Avocats et magistrats grognent contre leur ministre de tutelle. qu’ils accusent d’avoir agi sans les consulter. Son projet de réforme menacerait leur indépendance
Pour une démonstration de force, c’en était une. Le 29 novembre, des milliers d’avocats ont manifesté devant le parlement contre la charte de la réforme de la justice. « Nous ne nous considérons pas concernés par cette charte et demandons un cadre moderne et démocratique pour l’exercice de notre métier », explique Hassan Ouahbi, président de l’Association des barreaux du Maroc (ABM), qui s’était retirée de l’instance chargée du dialogue sur la réforme de la justice. Les revendications des avocats portent principalement sur l’organisation des barreaux, l’assistance judiciaire et la protection des professionnels. Tous les autres corps des métiers judiciaires sont concernés : les magistrats, les notaires, les adouls et les greffiers. Tous accusent le ministre d’imposer sa volonté. «Ramid a tout monopolisé, mais avec qui va-t-il mener la réforme promise ? », réagit Me Hassan Ouahbi.
La bataille des textes
Avocats et magistrats redoutent notamment un manque d’indépendance. Les juges réclament que tous les postes à responsabilité au sein de la Haute instance du pouvoir judiciaire, appelée à supplanter le Conseil supérieur de la magistrature (CSM), fassent l’objet d’élections. « C’est la démocratie et nous nous mettons dans l’esprit post-Constitution de 2011 », affirme Yassine Moukhli, président du Club des magistrats. Une autre bataille tournera autour de la loi portant statut de base des magistrats. « Nous n’avons pas déserté le terrain pour autant. Nous avons adressé nos mémorandums au ministère depuis près d’un an et il se devait d’en tenir compte », enchérit Yassine Moukhli. Contacté à maintes reprises, le ministre de la Justice n’a pas répondu à nos appels. Invité au « Forum de la MAP », le 3 décembre, il a déclaré que chacun devait payer sa part de la facture de la réforme qui, en fin de compte, bénéficiera à tout le monde.
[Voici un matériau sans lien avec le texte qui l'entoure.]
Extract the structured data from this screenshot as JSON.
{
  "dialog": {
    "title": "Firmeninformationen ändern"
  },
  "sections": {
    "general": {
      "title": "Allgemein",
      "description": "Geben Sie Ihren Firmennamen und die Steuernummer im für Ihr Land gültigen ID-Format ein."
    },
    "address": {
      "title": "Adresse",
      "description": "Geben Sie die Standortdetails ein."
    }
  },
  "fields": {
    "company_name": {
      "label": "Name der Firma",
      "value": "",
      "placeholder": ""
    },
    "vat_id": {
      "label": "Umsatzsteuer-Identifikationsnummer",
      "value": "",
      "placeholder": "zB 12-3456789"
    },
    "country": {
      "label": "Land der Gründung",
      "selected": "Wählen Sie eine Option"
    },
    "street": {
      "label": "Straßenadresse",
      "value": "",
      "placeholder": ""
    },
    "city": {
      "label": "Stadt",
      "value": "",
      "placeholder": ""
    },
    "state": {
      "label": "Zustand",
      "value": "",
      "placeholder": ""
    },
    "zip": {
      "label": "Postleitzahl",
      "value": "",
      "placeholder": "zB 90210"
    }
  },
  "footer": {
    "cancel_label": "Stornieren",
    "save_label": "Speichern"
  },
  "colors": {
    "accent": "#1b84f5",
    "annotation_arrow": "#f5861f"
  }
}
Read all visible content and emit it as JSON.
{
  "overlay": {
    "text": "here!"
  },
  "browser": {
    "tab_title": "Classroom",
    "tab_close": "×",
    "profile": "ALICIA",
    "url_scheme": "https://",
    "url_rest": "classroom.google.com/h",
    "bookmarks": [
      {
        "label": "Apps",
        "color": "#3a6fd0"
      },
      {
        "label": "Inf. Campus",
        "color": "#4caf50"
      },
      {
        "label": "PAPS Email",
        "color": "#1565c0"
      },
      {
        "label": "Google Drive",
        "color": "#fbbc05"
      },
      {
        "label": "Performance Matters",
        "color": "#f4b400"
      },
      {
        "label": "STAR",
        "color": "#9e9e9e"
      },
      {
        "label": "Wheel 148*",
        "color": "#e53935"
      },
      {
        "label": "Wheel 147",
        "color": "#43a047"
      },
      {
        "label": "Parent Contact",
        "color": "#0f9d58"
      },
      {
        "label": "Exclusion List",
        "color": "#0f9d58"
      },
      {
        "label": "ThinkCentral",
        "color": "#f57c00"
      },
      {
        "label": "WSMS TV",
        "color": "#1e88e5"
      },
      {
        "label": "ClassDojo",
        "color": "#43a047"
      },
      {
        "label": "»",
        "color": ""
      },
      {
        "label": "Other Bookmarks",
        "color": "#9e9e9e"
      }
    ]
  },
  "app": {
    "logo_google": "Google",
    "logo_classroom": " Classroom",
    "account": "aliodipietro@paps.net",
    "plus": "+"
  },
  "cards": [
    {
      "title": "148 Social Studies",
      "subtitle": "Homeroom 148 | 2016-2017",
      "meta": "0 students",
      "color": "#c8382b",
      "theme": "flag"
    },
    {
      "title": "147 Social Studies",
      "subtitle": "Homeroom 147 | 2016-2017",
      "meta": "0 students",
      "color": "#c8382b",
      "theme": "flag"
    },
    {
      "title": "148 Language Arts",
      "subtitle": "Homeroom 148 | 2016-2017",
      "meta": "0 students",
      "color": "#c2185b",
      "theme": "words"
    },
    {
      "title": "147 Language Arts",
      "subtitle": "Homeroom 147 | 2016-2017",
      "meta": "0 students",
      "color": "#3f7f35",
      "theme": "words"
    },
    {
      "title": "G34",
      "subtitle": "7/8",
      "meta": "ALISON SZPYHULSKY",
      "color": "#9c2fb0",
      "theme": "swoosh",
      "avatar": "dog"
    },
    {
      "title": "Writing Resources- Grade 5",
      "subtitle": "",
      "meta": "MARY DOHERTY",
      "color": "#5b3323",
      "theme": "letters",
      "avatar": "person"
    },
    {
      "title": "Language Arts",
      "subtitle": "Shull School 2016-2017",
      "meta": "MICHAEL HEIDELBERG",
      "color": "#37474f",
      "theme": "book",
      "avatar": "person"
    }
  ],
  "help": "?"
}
Le parlement à la rescousse
Face à ce blocage, les professionnels de la justice comptent sur le parlement pour rectifier le tir. Selon nos sources, en plus des greffiers, l’Association des avocats est entrée en contact avec plusieurs groupes parlementaires. Les robes noires comptent surtout sur l’opposition pour rectifier le tir lors de l’examen des textes en commissions au parlement : « C’est l’espace idoine pour instaurer une réelle approche participative et mettre en chantier les textes capables de cadrer et accompagner la réforme », commente Yassine Moukhli. En cas d’échec, les professionnels n’auront plus qu’à recourir à la Cour constitutionnelle (actuel Conseil constitutionnel). D’ailleurs, l’un des premiers tests auxquels sera soumis Mustafa Ramid est l’examen de la loi organique relative à la Cour constitutionnelle. Le texte vient d’atterrir à la commission de la Justice, présidée depuis peu par Abdellatif Ouahbi, avocat et député PAM. Le débat promet d’être houleux.